As a concept, every generation seems to redefine free speech. In 1919 Justice Oliver Wendell Holmes famously commented, “The most stringent protection of free speech would not protect a man in falsely shouting fire in a theater and causing a panic.”

Yet that’s just what provocateur Milo Yiannopoulos does when he stages potentially violent campus confrontations incurring millions in security bills. His appearances don’t so much invite discussion as shut it down.

If Holmes were alive today, I bet he’d be shocked at the number of causes crowding under the free speech umbrella. It’s been used to justify everything from internet trolling to revenge porn.

But john a. powell, a professor at UC Berkeley’s Boalt Law School, is trying to clarify the limits of free speech, balancing speech with its potential to harm.

He cites as precedent the legal battles of the 1970s over the then novel idea of sexual harassment in the workplace. As women entered the workforce, some were met with pornographic posters and sexist slurs. At the time, courts upheld the posters as free speech, declaring “Put up your own posters.”

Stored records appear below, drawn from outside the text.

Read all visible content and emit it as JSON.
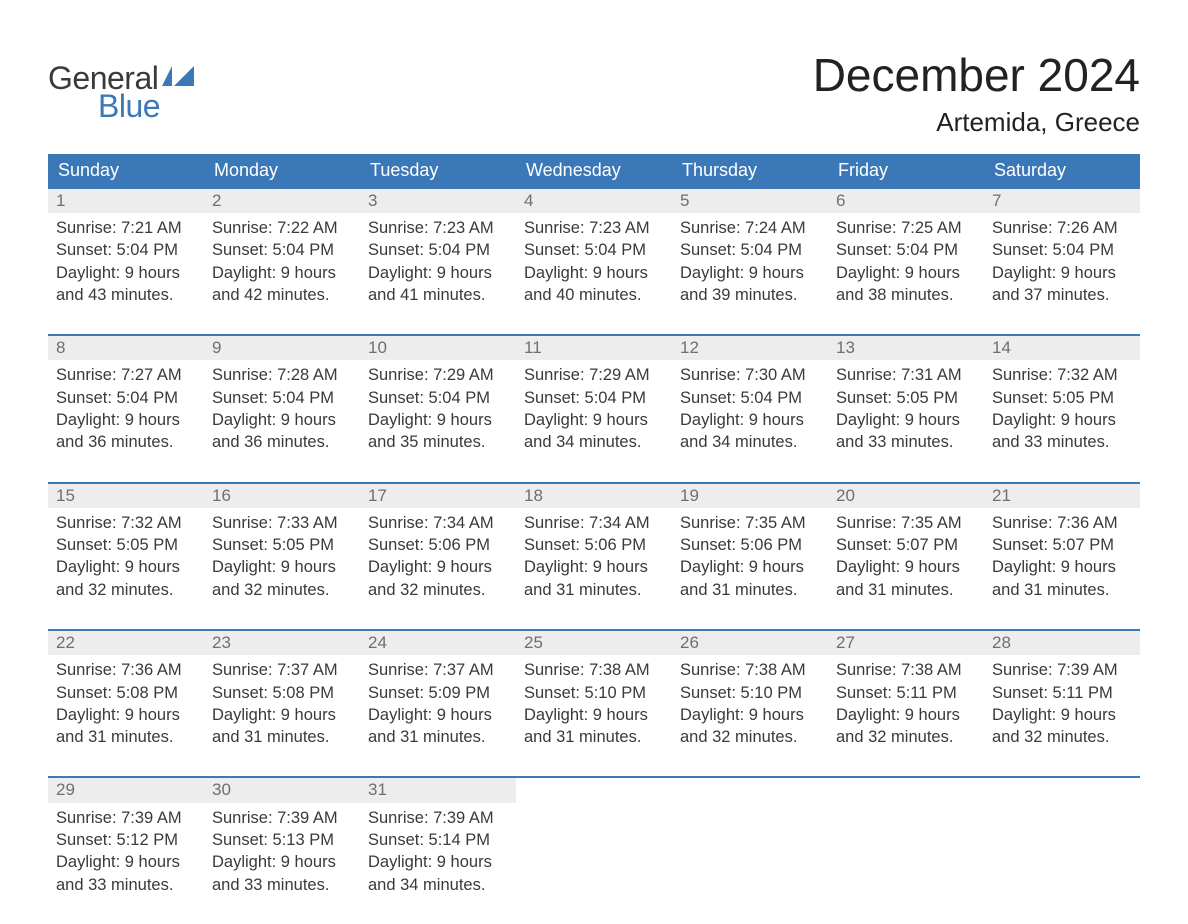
{
  "brand": {
    "word1": "General",
    "word2": "Blue",
    "word1_color": "#3a3a3a",
    "word2_color": "#3b78b8",
    "flag_color": "#3b78b8"
  },
  "title": "December 2024",
  "location": "Artemida, Greece",
  "colors": {
    "header_bg": "#3b78b8",
    "header_text": "#ffffff",
    "daynum_bg": "#ededed",
    "daynum_text": "#6f6f6f",
    "body_text": "#3a3a3a",
    "week_border": "#3b78b8",
    "page_bg": "#ffffff"
  },
  "fonts": {
    "title_size_pt": 34,
    "location_size_pt": 20,
    "header_cell_size_pt": 14,
    "body_size_pt": 12
  },
  "weekdays": [
    "Sunday",
    "Monday",
    "Tuesday",
    "Wednesday",
    "Thursday",
    "Friday",
    "Saturday"
  ],
  "weeks": [
    [
      {
        "n": "1",
        "sunrise": "Sunrise: 7:21 AM",
        "sunset": "Sunset: 5:04 PM",
        "day1": "Daylight: 9 hours",
        "day2": "and 43 minutes."
      },
      {
        "n": "2",
        "sunrise": "Sunrise: 7:22 AM",
        "sunset": "Sunset: 5:04 PM",
        "day1": "Daylight: 9 hours",
        "day2": "and 42 minutes."
      },
      {
        "n": "3",
        "sunrise": "Sunrise: 7:23 AM",
        "sunset": "Sunset: 5:04 PM",
        "day1": "Daylight: 9 hours",
        "day2": "and 41 minutes."
      },
      {
        "n": "4",
        "sunrise": "Sunrise: 7:23 AM",
        "sunset": "Sunset: 5:04 PM",
        "day1": "Daylight: 9 hours",
        "day2": "and 40 minutes."
      },
      {
        "n": "5",
        "sunrise": "Sunrise: 7:24 AM",
        "sunset": "Sunset: 5:04 PM",
        "day1": "Daylight: 9 hours",
        "day2": "and 39 minutes."
      },
      {
        "n": "6",
        "sunrise": "Sunrise: 7:25 AM",
        "sunset": "Sunset: 5:04 PM",
        "day1": "Daylight: 9 hours",
        "day2": "and 38 minutes."
      },
      {
        "n": "7",
        "sunrise": "Sunrise: 7:26 AM",
        "sunset": "Sunset: 5:04 PM",
        "day1": "Daylight: 9 hours",
        "day2": "and 37 minutes."
      }
    ],
    [
      {
        "n": "8",
        "sunrise": "Sunrise: 7:27 AM",
        "sunset": "Sunset: 5:04 PM",
        "day1": "Daylight: 9 hours",
        "day2": "and 36 minutes."
      },
      {
        "n": "9",
        "sunrise": "Sunrise: 7:28 AM",
        "sunset": "Sunset: 5:04 PM",
        "day1": "Daylight: 9 hours",
        "day2": "and 36 minutes."
      },
      {
        "n": "10",
        "sunrise": "Sunrise: 7:29 AM",
        "sunset": "Sunset: 5:04 PM",
        "day1": "Daylight: 9 hours",
        "day2": "and 35 minutes."
      },
      {
        "n": "11",
        "sunrise": "Sunrise: 7:29 AM",
        "sunset": "Sunset: 5:04 PM",
        "day1": "Daylight: 9 hours",
        "day2": "and 34 minutes."
      },
      {
        "n": "12",
        "sunrise": "Sunrise: 7:30 AM",
        "sunset": "Sunset: 5:04 PM",
        "day1": "Daylight: 9 hours",
        "day2": "and 34 minutes."
      },
      {
        "n": "13",
        "sunrise": "Sunrise: 7:31 AM",
        "sunset": "Sunset: 5:05 PM",
        "day1": "Daylight: 9 hours",
        "day2": "and 33 minutes."
      },
      {
        "n": "14",
        "sunrise": "Sunrise: 7:32 AM",
        "sunset": "Sunset: 5:05 PM",
        "day1": "Daylight: 9 hours",
        "day2": "and 33 minutes."
      }
    ],
    [
      {
        "n": "15",
        "sunrise": "Sunrise: 7:32 AM",
        "sunset": "Sunset: 5:05 PM",
        "day1": "Daylight: 9 hours",
        "day2": "and 32 minutes."
      },
      {
        "n": "16",
        "sunrise": "Sunrise: 7:33 AM",
        "sunset": "Sunset: 5:05 PM",
        "day1": "Daylight: 9 hours",
        "day2": "and 32 minutes."
      },
      {
        "n": "17",
        "sunrise": "Sunrise: 7:34 AM",
        "sunset": "Sunset: 5:06 PM",
        "day1": "Daylight: 9 hours",
        "day2": "and 32 minutes."
      },
      {
        "n": "18",
        "sunrise": "Sunrise: 7:34 AM",
        "sunset": "Sunset: 5:06 PM",
        "day1": "Daylight: 9 hours",
        "day2": "and 31 minutes."
      },
      {
        "n": "19",
        "sunrise": "Sunrise: 7:35 AM",
        "sunset": "Sunset: 5:06 PM",
        "day1": "Daylight: 9 hours",
        "day2": "and 31 minutes."
      },
      {
        "n": "20",
        "sunrise": "Sunrise: 7:35 AM",
        "sunset": "Sunset: 5:07 PM",
        "day1": "Daylight: 9 hours",
        "day2": "and 31 minutes."
      },
      {
        "n": "21",
        "sunrise": "Sunrise: 7:36 AM",
        "sunset": "Sunset: 5:07 PM",
        "day1": "Daylight: 9 hours",
        "day2": "and 31 minutes."
      }
    ],
    [
      {
        "n": "22",
        "sunrise": "Sunrise: 7:36 AM",
        "sunset": "Sunset: 5:08 PM",
        "day1": "Daylight: 9 hours",
        "day2": "and 31 minutes."
      },
      {
        "n": "23",
        "sunrise": "Sunrise: 7:37 AM",
        "sunset": "Sunset: 5:08 PM",
        "day1": "Daylight: 9 hours",
        "day2": "and 31 minutes."
      },
      {
        "n": "24",
        "sunrise": "Sunrise: 7:37 AM",
        "sunset": "Sunset: 5:09 PM",
        "day1": "Daylight: 9 hours",
        "day2": "and 31 minutes."
      },
      {
        "n": "25",
        "sunrise": "Sunrise: 7:38 AM",
        "sunset": "Sunset: 5:10 PM",
        "day1": "Daylight: 9 hours",
        "day2": "and 31 minutes."
      },
      {
        "n": "26",
        "sunrise": "Sunrise: 7:38 AM",
        "sunset": "Sunset: 5:10 PM",
        "day1": "Daylight: 9 hours",
        "day2": "and 32 minutes."
      },
      {
        "n": "27",
        "sunrise": "Sunrise: 7:38 AM",
        "sunset": "Sunset: 5:11 PM",
        "day1": "Daylight: 9 hours",
        "day2": "and 32 minutes."
      },
      {
        "n": "28",
        "sunrise": "Sunrise: 7:39 AM",
        "sunset": "Sunset: 5:11 PM",
        "day1": "Daylight: 9 hours",
        "day2": "and 32 minutes."
      }
    ],
    [
      {
        "n": "29",
        "sunrise": "Sunrise: 7:39 AM",
        "sunset": "Sunset: 5:12 PM",
        "day1": "Daylight: 9 hours",
        "day2": "and 33 minutes."
      },
      {
        "n": "30",
        "sunrise": "Sunrise: 7:39 AM",
        "sunset": "Sunset: 5:13 PM",
        "day1": "Daylight: 9 hours",
        "day2": "and 33 minutes."
      },
      {
        "n": "31",
        "sunrise": "Sunrise: 7:39 AM",
        "sunset": "Sunset: 5:14 PM",
        "day1": "Daylight: 9 hours",
        "day2": "and 34 minutes."
      },
      null,
      null,
      null,
      null
    ]
  ]
}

This was hardly a practical solution, and later, sexual harassment emerged as a legal concept in response to that hostility.

Ideas evolve.

In the current debate about panhandling, I’d like to see both sides given a public voice. Perhaps permanent - or at least tamper-resistant - signage downtown would help, advising pedestrians of options that might actually help the homeless and destitute – including information like which shelters are open and when, what can be donated, where to volunteer, how to help and ways to continue the dialogue.

Stephanie Greene is a free-lance writer now living with her husband and sons on the family farm in Windham County.